# Setup

In [1]:
%cd "C:\\Users\\Leo\\Dropbox\\Info Göttingen\\Practical Course Data Science\\Task2"

In [4]:
import pandas as pd
import seaborn as sns
import numpy as np
import matplotlib.pyplot as plt

train = pd.read_csv("C:\\Users\\Leo\\TaxiData\\train.csv")

In [5]:
test = pd.read_csv("data\\test.csv")

# Exploratory Data Analysis

## Where the data is from?

We are looking at record data of taxi trips which happened in June 2016 around Manhattan, New York. The data is provided by the Taxi and Limousine Commision (TLC). For more information, see http://www.nyc.gov/html/tlc/html/about/trip_record_data.shtml.

## Features

Here I will list the features given in the data set and discuss their influence on the outcome.

- **VendorID**: *A code indicating the TPEP provider that provided that record.*

Explanation: TPEP (short for Technology Passenger Enhancements Project) introduced new technologies into the cabs, that should enhance the experience for the passenger. These systems automatically collect and send data about the trip, incoporate electronic message transmission capability, provide additional information to the passenger (e.g. a map) and enable the acceptance of credit/debit cards (see http://www.nyc.gov/html/tlc/html/industry/taxicab_serv_enh_archive.shtml).

Comment: If the TPEP system is used to calculate the fare in the end, then there might be a biased based on the system or the provider of the system in use. It should be further investigated if such a bias exists.


- **tpep_pickup_datetime:** *The date and time when the meter was enganged.*

Comment: It should be checked if all data points use the same date format since data most likely comes from different TPEP systems.
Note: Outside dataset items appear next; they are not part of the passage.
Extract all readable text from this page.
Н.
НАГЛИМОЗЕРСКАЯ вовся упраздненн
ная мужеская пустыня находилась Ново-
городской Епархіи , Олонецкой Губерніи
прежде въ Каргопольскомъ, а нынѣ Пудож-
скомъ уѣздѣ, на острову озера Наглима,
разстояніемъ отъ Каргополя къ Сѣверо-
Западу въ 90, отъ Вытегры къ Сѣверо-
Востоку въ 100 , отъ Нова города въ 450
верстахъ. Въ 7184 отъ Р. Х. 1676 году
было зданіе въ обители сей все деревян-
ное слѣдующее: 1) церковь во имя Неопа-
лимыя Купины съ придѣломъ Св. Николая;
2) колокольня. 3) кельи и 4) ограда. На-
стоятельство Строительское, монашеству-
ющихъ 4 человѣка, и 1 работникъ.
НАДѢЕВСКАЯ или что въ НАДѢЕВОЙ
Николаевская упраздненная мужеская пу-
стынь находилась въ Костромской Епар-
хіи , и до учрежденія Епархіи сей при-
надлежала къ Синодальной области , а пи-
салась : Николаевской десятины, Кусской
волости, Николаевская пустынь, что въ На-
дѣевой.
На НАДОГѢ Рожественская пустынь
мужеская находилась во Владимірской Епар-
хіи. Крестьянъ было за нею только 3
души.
This can be used to define relevant time frames for rushhour and overnight charges. Also duration of the ride (tpep_pickup_datetime - tpep_dropoff_datetime) probably has a direct influence on the total price.

- **tpep_dropoff_datetime:** *The date and time when the meter was disengaged.*

Comment: See tpep_pickup_datetime.

- **Passenger_count:** *The number of passengers in the vehicle. This is a driver-entered value.*

Comment: Not sure if affecting outcome. Since it is driver-entered, there might be some data points missing or have a default value when it was not relevant.

- **Trip_distance:** *The elapsed trip distance in miles reported by the taximeter.*

Comment: One of the most important variables, linear influence on the total price expected.

- **Pickup_longitude:** *Longitude where the meter was engaged.*

Comment: Can be used together with Pickup_latitude and Dropoff_longitude/Dropoff_latitude, to find geographical clusters of more expensive areas. If those do not exist, could be irrelevant as distance travel is stored in trip_distance.

- **Pickup_latitude:** *Latitude where the meter was engaged.*

Comment: See Pickup_latitude.

- **RateCodeID:** *The final rate code in effect at the end of the trip. 1=Standard rate, 2=JFK, 3=Newark, 4=Nassau or Westchester, 5=Negotiated fare, 6=Group ride*

Comment: Possible point to introduce outside data. What are the rates for the mentioned options? Is passenger count only with option 6 relevant?

- **Store_and_fwd_flag:** *This flag indicates whether the trip record was held in vehicle memory before sending to the vendor, aka “store and forward,” because the vehicle did not have a connection to the server.*

Comment: Most likely not relevant as it should not impact the total price.

- **Dropoff_longitude:** *Longitude where the meter was disengaged.*

Comment: See Pickup_latitude.

- **Dropoff_latitude:** *Latitude where the meter was disengaged.*

Comment: See Pickup_latitude.

- **Payment_type:** *A numeric code signifying how the passenger paid for this trip. 1= Credit card, 2= Cash, 3= No charge, 4= Dispute, 5= Unknown, 6= Voided trip*

Additional information: Payment with cash (type 2) do not record tips_amount. It is always 0 and is not included in the total_amount.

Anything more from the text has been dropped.